Το work with title Main memory performance for realistic data access in FPGA systems: an experimental study by Argyriou Maria is licensed under Creative Commons Attribution 4.0 International
Bibliographic Citation
Maria Argyriou, "Main memory performance for realistic data access in FPGA systems: an experimental study", Diploma Work, School of Electrical and Computer Engineering, Technical University of Crete, Chania, Greece, 2021
https://doi.org/10.26233/heallink.tuc.88903
Nowadays, computationally demanding applications, such as Convolutional Neural Networks (CNN), are mapped to hardware accelerators like Field Programmable Gate Arrays (FPGAs) due to customizable datapath with designer-tunable parallelism and pipelining.
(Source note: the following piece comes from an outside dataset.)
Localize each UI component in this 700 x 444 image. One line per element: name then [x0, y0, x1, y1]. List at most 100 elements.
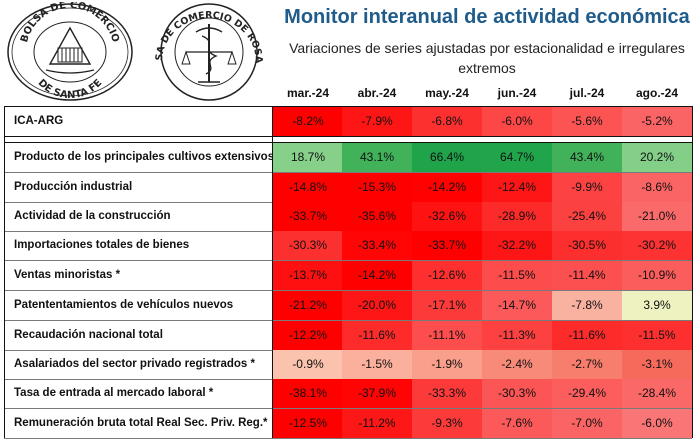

Memory is in many cases the limiting factor of every performance-bound application but its real performance is often overlooked. Most studies and benchmarks on memory subsystems focus on best-case scenarios for memory access times. Μemory access times and throughput are affected by such factors as the memory controller’s performance, buffering, the need (or lack of) a microprocessor for on-FPGA data transfer, and even the capabilities of Computer-Aided Design (CAD) tools and frameworks. This study, prompted by CNN applications on mid-range single- and multi-FPGA systems focuses on the experimental memory evaluation, aiming at providing the designer with realistic figures which can be used towards on-FPGA buffer sizing, computation-to-memory I/O estimation to avoid bottlenecks, and even pipeline strategy. Detailed experimental results have been obtained by memory access patterns which represent realistic scenarios, and these are presented and analyzed in this thesis. One of the conclusions from this work is that when random accesses are required, large numbers of such accesses performed together lead to better results vs. fewer, scattered accesses. The results of this work not only show a significant deviation from ideal transfer rates of the DDR memory channel (which can approach 20 GBytes/sec), but they are also substantially lower than the internal AXI port maximum bandwidth of 4.8 GBytes/sec, the degradation being due to internal to the FPGA data transfers and the DDR controller.